In a half-year span beginning
last fall, TransCanada Corp. and Enbridge Inc. have opened the spigots on two
pipelines that, together, have room to carry 885,000 barrels of crude oil a day.
Expansion plans call for the two lines, named Keystone and Alberta Clipper, to
carry 1.39 million barrels a day in coming years. That will mean new capacity
roughly equivalent to the entire current output of the Canadian oil sands.

The aftershocks of that construction will rattle Canada’s oil sands
producers, who are already facing soaring transportation tolls. The overbuilding
of pipelines has already led to legal wrangling between producers and pipeline
operators, and may sour some of those highly dependent relationships.

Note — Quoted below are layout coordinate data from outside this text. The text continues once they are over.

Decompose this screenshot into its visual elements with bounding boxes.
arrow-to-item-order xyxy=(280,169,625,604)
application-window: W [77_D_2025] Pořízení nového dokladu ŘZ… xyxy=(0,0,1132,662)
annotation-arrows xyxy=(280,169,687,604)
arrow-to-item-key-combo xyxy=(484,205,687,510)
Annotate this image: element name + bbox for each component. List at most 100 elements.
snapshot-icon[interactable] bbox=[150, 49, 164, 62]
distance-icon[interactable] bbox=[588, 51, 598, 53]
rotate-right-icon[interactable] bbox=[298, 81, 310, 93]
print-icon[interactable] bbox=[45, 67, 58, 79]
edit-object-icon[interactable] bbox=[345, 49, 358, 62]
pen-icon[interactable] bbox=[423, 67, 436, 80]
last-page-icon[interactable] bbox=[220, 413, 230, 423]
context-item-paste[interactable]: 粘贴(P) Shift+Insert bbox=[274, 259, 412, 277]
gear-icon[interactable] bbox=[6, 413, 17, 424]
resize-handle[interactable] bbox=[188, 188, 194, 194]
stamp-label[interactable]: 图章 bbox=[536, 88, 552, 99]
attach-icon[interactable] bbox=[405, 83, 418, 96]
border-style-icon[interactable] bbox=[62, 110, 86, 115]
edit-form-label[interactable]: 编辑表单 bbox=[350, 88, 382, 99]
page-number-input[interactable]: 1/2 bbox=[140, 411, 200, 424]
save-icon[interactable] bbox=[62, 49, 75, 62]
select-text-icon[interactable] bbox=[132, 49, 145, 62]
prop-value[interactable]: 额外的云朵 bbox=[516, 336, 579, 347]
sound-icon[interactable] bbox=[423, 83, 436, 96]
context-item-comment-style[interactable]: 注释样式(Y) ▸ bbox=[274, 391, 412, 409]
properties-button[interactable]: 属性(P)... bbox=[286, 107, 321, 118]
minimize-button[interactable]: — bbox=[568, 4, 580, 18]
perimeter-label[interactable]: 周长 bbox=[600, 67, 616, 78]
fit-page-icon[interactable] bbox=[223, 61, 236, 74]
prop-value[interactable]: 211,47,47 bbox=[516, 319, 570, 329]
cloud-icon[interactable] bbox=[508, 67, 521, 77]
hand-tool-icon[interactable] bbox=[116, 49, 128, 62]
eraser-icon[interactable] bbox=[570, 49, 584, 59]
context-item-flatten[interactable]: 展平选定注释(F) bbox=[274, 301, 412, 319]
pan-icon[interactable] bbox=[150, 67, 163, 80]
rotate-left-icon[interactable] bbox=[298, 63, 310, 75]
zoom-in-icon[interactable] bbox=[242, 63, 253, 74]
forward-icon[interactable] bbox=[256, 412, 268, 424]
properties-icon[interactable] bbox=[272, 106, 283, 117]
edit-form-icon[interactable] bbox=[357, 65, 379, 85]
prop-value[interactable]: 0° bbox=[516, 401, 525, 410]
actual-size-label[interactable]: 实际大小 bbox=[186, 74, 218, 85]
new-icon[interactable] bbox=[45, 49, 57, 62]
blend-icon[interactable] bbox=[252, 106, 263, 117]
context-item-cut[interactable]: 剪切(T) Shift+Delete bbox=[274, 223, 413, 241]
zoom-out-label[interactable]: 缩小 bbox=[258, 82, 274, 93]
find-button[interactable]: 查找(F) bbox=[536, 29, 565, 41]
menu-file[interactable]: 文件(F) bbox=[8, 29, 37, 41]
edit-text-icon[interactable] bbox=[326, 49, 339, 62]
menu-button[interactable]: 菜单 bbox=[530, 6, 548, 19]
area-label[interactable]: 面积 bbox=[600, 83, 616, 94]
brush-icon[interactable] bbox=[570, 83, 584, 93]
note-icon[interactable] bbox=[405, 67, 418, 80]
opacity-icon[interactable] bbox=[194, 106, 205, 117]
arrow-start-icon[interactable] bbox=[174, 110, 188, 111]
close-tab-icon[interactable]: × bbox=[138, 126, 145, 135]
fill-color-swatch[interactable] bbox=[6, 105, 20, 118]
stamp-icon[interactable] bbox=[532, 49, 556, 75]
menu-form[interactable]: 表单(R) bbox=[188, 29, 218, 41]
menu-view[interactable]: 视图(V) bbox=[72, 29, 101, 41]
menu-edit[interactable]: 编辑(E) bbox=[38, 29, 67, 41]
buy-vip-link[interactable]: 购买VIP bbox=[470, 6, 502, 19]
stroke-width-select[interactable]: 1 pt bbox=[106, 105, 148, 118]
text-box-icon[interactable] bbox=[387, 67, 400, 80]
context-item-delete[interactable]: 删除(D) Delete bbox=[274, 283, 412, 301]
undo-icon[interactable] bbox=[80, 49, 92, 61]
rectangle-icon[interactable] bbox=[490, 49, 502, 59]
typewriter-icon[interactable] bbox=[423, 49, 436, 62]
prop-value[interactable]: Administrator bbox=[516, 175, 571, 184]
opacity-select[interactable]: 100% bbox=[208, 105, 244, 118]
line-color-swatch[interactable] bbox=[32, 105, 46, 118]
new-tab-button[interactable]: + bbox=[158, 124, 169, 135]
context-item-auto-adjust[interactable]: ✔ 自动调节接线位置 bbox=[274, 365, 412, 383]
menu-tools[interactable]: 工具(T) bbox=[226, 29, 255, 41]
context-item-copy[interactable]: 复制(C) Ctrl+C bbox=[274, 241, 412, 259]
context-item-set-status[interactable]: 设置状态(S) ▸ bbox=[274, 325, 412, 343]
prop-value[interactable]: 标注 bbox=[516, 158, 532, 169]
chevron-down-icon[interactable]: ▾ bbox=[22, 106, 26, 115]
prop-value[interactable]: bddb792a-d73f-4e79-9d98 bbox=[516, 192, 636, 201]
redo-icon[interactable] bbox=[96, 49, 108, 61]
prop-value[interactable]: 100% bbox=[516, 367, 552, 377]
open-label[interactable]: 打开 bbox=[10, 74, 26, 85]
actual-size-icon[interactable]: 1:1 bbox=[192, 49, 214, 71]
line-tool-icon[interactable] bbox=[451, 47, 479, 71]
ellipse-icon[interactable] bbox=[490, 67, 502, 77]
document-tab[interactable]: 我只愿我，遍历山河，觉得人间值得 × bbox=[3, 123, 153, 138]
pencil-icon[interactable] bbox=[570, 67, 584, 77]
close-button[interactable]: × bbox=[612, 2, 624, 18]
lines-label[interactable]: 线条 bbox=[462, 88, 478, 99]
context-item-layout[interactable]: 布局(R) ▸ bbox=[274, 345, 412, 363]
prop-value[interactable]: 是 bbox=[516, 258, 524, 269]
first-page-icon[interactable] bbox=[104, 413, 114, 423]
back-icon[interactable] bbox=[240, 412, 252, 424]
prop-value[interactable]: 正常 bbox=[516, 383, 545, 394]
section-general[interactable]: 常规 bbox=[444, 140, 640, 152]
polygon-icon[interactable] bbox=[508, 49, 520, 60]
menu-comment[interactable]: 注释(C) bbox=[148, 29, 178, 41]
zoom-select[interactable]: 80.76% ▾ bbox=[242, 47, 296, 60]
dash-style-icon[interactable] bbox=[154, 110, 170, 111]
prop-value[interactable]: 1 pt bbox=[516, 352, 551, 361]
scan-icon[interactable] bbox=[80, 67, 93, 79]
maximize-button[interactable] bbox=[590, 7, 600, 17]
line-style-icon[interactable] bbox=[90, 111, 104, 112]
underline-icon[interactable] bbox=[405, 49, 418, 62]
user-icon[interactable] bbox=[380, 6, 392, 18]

This is not just an infrastructure issue. Reading between the lines, it’s questionable whether the oil sands can deliver the long anticipated oil bonanza. Talk of having to wait seven years before the projected 2011 output can be obtained makes grim reading, considering the vast investment tied up in this project:
The energy industry’s ambitious growth projections back in 2008 were derailed by a myriad of problems. The economic crisis wreaked havoc on the sector. Projects faltered and timelines were extended. Technical issues, for instance, have so far kept both Husky Energy’s Tucker Lake and Nexen Inc.’s Long Lake oil sands projects far from their original production goals.

Starting in late 2008, fully 1.2 million barrels a day of future projects were deferred or cancelled in the oil sands, as soaring costs and tumbling crude prices scared away investors. The economic recovery has brought some of that work back to life, but even industry projections now show a sobering new reality. According to the Canadian Association of Petroleum Producers, the volume of oil previously expected by 2011, the first full year of operation for Alberta Clipper, will now not likely flow until 2018 or later.